The teratogenic potential of compounds can be predicted quantitatively by a ranking of zebrafish embryos according to a scoring system of phenotypic changes, similar to the morphological assessments performed using the mammalian in vivo embryo-fetal development. Thus, the zebrafish model may support the screening model for teratogenicity as an alternative developmental toxicology model to predict effects in humans. That could be complemented by sperm analysis in the zebrafish model, to obtain also information on spermatogenesis apart from embryo development.

Biobide’s Teratotox Assay

Biobide’s Teratotox Assay in zebrafish is a valid tool to evaluate the teratogenic properties of potential drugs at an early preclinical phase in a High Content format and a cost-effective manner.
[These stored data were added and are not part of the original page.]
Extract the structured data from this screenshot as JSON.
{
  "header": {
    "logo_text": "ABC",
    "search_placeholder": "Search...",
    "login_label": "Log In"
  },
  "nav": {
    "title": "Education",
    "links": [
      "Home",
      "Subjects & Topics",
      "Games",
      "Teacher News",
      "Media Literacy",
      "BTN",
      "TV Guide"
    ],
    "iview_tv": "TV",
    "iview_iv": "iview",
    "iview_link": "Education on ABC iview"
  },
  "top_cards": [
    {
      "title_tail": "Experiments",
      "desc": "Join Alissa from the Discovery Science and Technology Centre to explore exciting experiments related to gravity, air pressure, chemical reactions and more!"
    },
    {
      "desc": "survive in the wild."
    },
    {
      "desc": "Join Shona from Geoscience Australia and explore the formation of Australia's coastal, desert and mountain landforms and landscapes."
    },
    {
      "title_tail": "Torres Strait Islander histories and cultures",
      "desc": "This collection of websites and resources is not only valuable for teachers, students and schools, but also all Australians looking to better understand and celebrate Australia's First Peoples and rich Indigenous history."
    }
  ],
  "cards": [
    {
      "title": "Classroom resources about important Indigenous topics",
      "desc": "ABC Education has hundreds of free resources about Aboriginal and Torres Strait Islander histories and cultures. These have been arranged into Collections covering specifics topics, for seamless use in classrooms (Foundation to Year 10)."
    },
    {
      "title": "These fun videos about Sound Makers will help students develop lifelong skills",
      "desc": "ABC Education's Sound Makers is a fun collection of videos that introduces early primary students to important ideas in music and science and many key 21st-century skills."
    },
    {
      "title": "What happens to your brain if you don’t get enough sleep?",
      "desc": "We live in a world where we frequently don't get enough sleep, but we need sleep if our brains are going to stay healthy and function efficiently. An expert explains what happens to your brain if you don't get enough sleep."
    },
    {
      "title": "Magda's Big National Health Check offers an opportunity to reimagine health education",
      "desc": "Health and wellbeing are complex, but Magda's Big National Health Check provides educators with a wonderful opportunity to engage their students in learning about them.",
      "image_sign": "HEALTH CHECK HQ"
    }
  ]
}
As previously mentioned, the assays in zebrafish have the benefit of being rapid and cost-effective and results are highly transferable to other vertebrates and humans.

To perform the Teratotox Assay, zebrafish embryos expressing a green fluorescent protein in the heart can be used under strict environmental conditions of temperature, humidity, and photoperiod. Embryos at 2-4 hpf (hours post-fertilization) are placed in 24 well plates and treated with the test compounds. Usually, 5 concentrations are assayed per compound and 10 embryos are treated per experimental condition. Plates are incubated at their preferred temperature and embryos are analyzed at 2 and 4 or 5 dpf (days post-fertilization) under the stereoscope. The minimum concentration at which lethality is induced is calculated.s

Different organs and processes are analyzed under a dissecting stereoscope, including teratogenic and toxic endpoints including malformations, morphological defects, and the presence of edema or necrotic tissue among others. EC50, LC50, Teratogenic Index (TI), and NOAEL values are calculated.

Further analysis like bioavailability can be performed by HPLC-MS/MS technique to investigate the real internal concentration of the test compounds and extrapolate better to other models, but also to discharge false negative or false positive results. Complemented even by histopathology, gene expression, etc.